Schliesslich konfrontierte sie mich damit, dass Oma alle Katzen angefüttert habe. Ich schüttelte den Kopf. „Alle“ ist nämlich ein weiter Begriff. Soweit ich mich erinnerte, habe ich immer nur Röteli und Simeli gesehen. „Den roten Kater hat sie sogar in ihr Haus gelassen. Der geht jetzt nicht mehr zu seinen Besitzern. Jetzt muss ich mich um ihn kümmern. Es wäre gut, wenn Sie ihn nicht mehr füttern.“

Nun ja, ich bemerkte, wie ich langsam sauer wurde. Hier geschah gerade Omi (und auch mir) Unrecht. Ich sagte der Dame klar, dass Omi demenzkrank gewesen sei und nicht mehr gewusst habe, ob das wirklich ihre Katze sei. Die Dame schien nicht überrascht. Schliesslich wohne sie ja in der Nähe von Omis Haus und habe schon bemerkt, dass Omi älter wurde. Dann sagte ich, dass wir keine fremden Katzen füttern, da wir eine eigene haben.
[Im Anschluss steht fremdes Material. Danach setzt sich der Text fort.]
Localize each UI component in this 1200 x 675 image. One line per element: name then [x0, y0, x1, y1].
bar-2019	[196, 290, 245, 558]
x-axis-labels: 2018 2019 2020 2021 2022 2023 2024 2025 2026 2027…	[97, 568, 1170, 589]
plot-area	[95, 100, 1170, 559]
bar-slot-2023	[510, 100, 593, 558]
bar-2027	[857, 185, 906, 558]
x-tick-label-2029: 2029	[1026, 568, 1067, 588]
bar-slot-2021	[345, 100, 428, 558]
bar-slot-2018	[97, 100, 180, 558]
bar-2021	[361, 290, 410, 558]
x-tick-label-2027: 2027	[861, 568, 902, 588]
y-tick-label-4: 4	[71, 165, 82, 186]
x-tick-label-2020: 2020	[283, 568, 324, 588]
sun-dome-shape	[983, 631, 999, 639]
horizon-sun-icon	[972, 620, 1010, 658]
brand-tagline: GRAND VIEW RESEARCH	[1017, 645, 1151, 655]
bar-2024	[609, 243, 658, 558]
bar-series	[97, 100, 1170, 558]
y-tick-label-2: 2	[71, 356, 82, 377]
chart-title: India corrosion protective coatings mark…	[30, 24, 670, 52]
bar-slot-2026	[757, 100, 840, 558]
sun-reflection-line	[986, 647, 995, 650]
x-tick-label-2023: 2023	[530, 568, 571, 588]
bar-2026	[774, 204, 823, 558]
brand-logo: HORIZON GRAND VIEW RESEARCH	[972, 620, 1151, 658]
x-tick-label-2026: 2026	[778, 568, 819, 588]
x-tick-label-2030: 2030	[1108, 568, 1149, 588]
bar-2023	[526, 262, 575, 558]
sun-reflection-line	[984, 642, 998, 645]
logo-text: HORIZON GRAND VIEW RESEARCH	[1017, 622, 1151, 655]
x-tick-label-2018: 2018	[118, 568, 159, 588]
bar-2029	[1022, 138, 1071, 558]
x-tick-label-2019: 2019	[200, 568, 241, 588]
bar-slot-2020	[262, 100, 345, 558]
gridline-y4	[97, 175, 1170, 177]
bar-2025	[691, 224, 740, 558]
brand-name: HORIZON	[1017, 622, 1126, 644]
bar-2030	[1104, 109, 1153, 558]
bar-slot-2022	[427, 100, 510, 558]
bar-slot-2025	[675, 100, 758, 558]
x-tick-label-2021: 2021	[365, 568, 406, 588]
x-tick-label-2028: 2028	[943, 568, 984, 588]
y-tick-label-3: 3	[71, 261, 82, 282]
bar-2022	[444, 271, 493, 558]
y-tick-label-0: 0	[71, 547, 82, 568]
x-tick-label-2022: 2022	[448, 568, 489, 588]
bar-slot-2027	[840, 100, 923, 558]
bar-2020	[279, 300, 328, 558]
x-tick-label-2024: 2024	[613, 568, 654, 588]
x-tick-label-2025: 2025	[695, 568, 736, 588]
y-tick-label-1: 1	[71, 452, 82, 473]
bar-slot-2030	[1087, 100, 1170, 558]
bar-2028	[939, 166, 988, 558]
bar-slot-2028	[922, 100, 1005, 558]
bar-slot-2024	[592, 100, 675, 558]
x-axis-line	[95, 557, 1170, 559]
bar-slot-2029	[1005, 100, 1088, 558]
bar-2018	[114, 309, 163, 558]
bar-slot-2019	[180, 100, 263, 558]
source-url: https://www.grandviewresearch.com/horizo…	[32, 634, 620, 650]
Zum Glück betrat ein älterer Herr den Laden. Die Dame redete aber weiter über Omi. Der Herr lächelte mich freundlich an und meinte: „Ja, die Frau X. kannte ich gut.“ Er erzählte mir, dass er die Vorbesitzerin, die das Haus an meine Urgrosseltern verkauft habe, ebenfalls sehr gut gekannt habe. Sie sei die Grossmutter seines besten Freundes gewesen. Er und sein Freund hätten oft ums Haus herum gespielt. Ich war gerührt. Dieser über 80jährige Mann erinnerte sich gerade strahlend an seine Kindheit. Ich entspannte mich wieder etwas und verabschiedete mich von den Leuten.

Trotz allem bin ich etwas bitter. Da waren in ihrer Nachbarschaft offenbar mehrere Menschen, die bemerkt haben, dass Omi sich verändert hatte. Doch anstatt mal nachzufragen oder ihr Hilfe anzubieten, zerrissen sich diese Leute lieber ihr Mund über ihre Marotten.